One would have to be hugely insensitive to not acknowledge Queen Elizabeth II’s extraordinary dedication to her public duties and the 70 years she performed them. She was a British monarch different to those who preceded her.
The changes she brought about have made the monarchy more in tune with and more popular with her subjects – especially where it counted most, the UK. That is where the monarchy is a daily feature of every-day life, and where the royal family’s presence and influence is ubiquitous. Not here in Canada though, nor in many other places where she was Queen and where Charles III is now King.
The British monarchy, in addition to providing us with a head of state, is the glue that keeps the bakers-dozen of former British colonies together as a Commonwealth for a while longer – even if bilateral and multilateral trade agreements have superseded most of the benefits the Commonwealth once provided.

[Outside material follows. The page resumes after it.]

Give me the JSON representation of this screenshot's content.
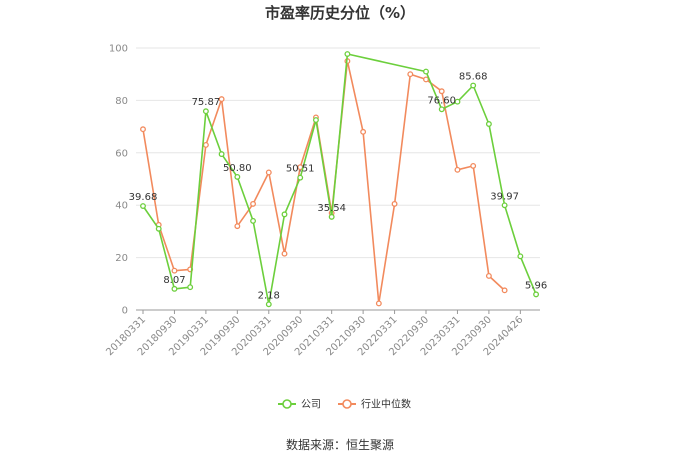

While some are suggesting, in the wake of Queen Elizabeth II’s death, that Canada should decide on a different head of state. I agree with Adam Olsen, our local MLA, who suggests: ‘If not the British monarchy, then what? Who would be the head of state?’
The response is not an easy one, even if you add up the past sins of our monarchial system and its costs. I fear more that Canada becomes something worse, than I do in being patient with what we have, and seeing if the monarchy continues to modernize and seek forgiveness for past sins. If that doesn’t happen, it will be easy to rid ourselves, divine right or not, of the monarchy – if not so easy to establish what works better.